Guiding Principles

Features

The main features of InferPy are listed below.

  • Allows a simple definition of inference over probabilistic models containing deep neural networks.

  • The models that can be defined in InferPy are those that can be defined using Edward2 (i.e., tfp.edward2), whose probability distributions are mainly inherited from the module distributions in the tensorflow-probability package.

  • Edward’s drawback is that for the model definition, the user has to manage complex multi-dimensional arrays called tensors. By contrast, in InferPy all the parameters in a model can be defined using the standard Python types (compatibility with Numpy is available as well).

  • InferPy directly relies on top of Edward’s inference engine and thus includes all the inference algorithms available in that package. As Edward’s inference engine relies on TensorFlow computing engine, InferPy also relies on it too.
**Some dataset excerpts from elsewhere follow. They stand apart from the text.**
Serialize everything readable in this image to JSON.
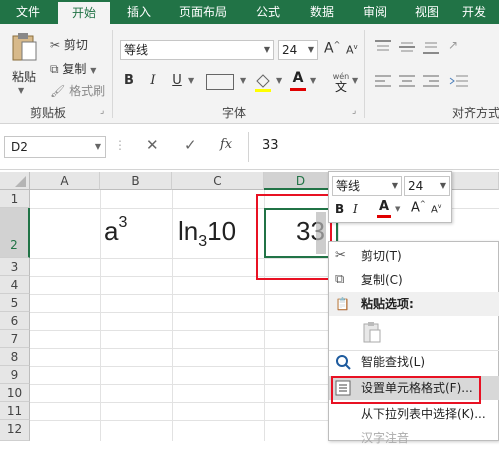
{
  "tabs": [
    "文件",
    "开始",
    "插入",
    "页面布局",
    "公式",
    "数据",
    "审阅",
    "视图",
    "开发"
  ],
  "ribbon": {
    "paste": "粘贴",
    "cut": "剪切",
    "copy": "复制",
    "format_painter": "格式刷",
    "clipboard_group": "剪贴板",
    "font_name": "等线",
    "font_size": "24",
    "font_group": "字体",
    "align_group": "对齐方式",
    "bold": "B",
    "italic": "I",
    "underline": "U",
    "font_color": "A",
    "grow": "A",
    "shrink": "A",
    "wen": "wén",
    "wen_char": "文"
  },
  "formula_bar": {
    "name_box": "D2",
    "cancel": "✕",
    "enter": "✓",
    "fx": "fx",
    "value": "33"
  },
  "columns": [
    "A",
    "B",
    "C",
    "D"
  ],
  "rows": [
    "1",
    "2",
    "3",
    "4",
    "5",
    "6",
    "7",
    "8",
    "9",
    "10",
    "11",
    "12"
  ],
  "cells": {
    "b2_base": "a",
    "b2_sup": "3",
    "c2_base": "ln",
    "c2_sub": "3",
    "c2_tail": "10",
    "d2": "33"
  },
  "mini_toolbar": {
    "font_name": "等线",
    "font_size": "24",
    "bold": "B",
    "italic": "I",
    "font_color": "A",
    "grow": "A",
    "shrink": "A"
  },
  "context_menu": {
    "cut": "剪切(T)",
    "copy": "复制(C)",
    "paste_options": "粘贴选项:",
    "smart_lookup": "智能查找(L)",
    "format_cells": "设置单元格格式(F)...",
    "pick_list": "从下拉列表中选择(K)...",
    "phonetic": "汉字注音"
  },
  "colors": {
    "excel_green": "#217346",
    "highlight_red": "#e81123",
    "font_color_red": "#e00000"
  }
}
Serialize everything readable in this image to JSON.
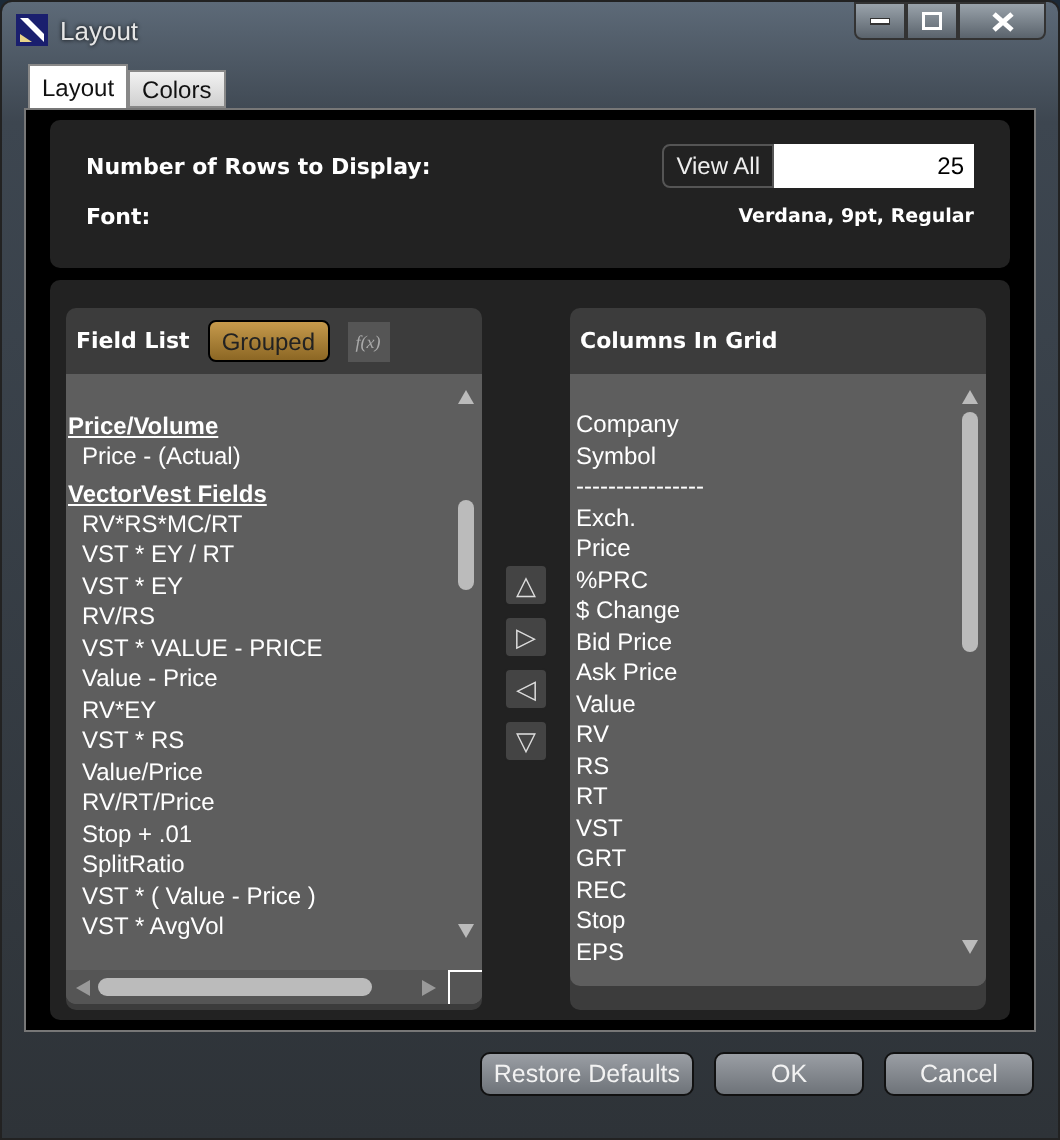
{
  "window": {
    "title": "Layout"
  },
  "tabs": [
    {
      "label": "Layout",
      "selected": true
    },
    {
      "label": "Colors",
      "selected": false
    }
  ],
  "settings": {
    "rows_label": "Number of Rows to Display:",
    "view_all_button": "View All",
    "rows_value": "25",
    "font_label": "Font:",
    "font_value": "Verdana, 9pt, Regular"
  },
  "field_list": {
    "title": "Field List",
    "grouped_button": {
      "label": "Grouped",
      "selected": true
    },
    "formula_button": {
      "label": "f(x)",
      "disabled": true
    },
    "groups": [
      {
        "label": "Price/Volume",
        "children": [
          {
            "label": "Price - (Actual)"
          }
        ]
      },
      {
        "label": "VectorVest Fields",
        "children": [
          {
            "label": "RV*RS*MC/RT"
          },
          {
            "label": "VST * EY / RT"
          },
          {
            "label": "VST * EY"
          },
          {
            "label": "RV/RS"
          },
          {
            "label": "VST * VALUE - PRICE"
          },
          {
            "label": "Value - Price"
          },
          {
            "label": "RV*EY"
          },
          {
            "label": "VST * RS"
          },
          {
            "label": "Value/Price"
          },
          {
            "label": "RV/RT/Price"
          },
          {
            "label": "Stop + .01"
          },
          {
            "label": "SplitRatio"
          },
          {
            "label": "VST  *  ( Value - Price )"
          },
          {
            "label": "VST * AvgVol"
          }
        ]
      }
    ]
  },
  "move_buttons": [
    "△",
    "▷",
    "◁",
    "▽"
  ],
  "columns_in_grid": {
    "title": "Columns In Grid",
    "items": [
      "Company",
      "Symbol",
      "----------------",
      "Exch.",
      "Price",
      "%PRC",
      "$ Change",
      "Bid Price",
      "Ask Price",
      "Value",
      "RV",
      "RS",
      "RT",
      "VST",
      "GRT",
      "REC",
      "Stop",
      "EPS"
    ]
  },
  "buttons": [
    "Restore Defaults",
    "OK",
    "Cancel"
  ]
}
  • Unlike Edward, our package does not require a strong background in the inference methods.

Architecture

Given the previous considerations, we can summarize the InferPy architecture as follows.

InferPy architecture

Note that InferPy can be seen as an upper layer for working with probabilistic distributions defined over tensors. Most of the interaction is done with Edward: the definitions of the random variables and the inference. However, InferPy also interacts directly with TensorFlow in some operations that are hidden to the user, e.g., the manipulation of the tensors representing the parameters of the distributions.

An additional advantage of using Edward and TensorFlow as inference engine is that all the parallelization details are hidden to the user. Moreover, the same code will run either in CPUs or GPUs.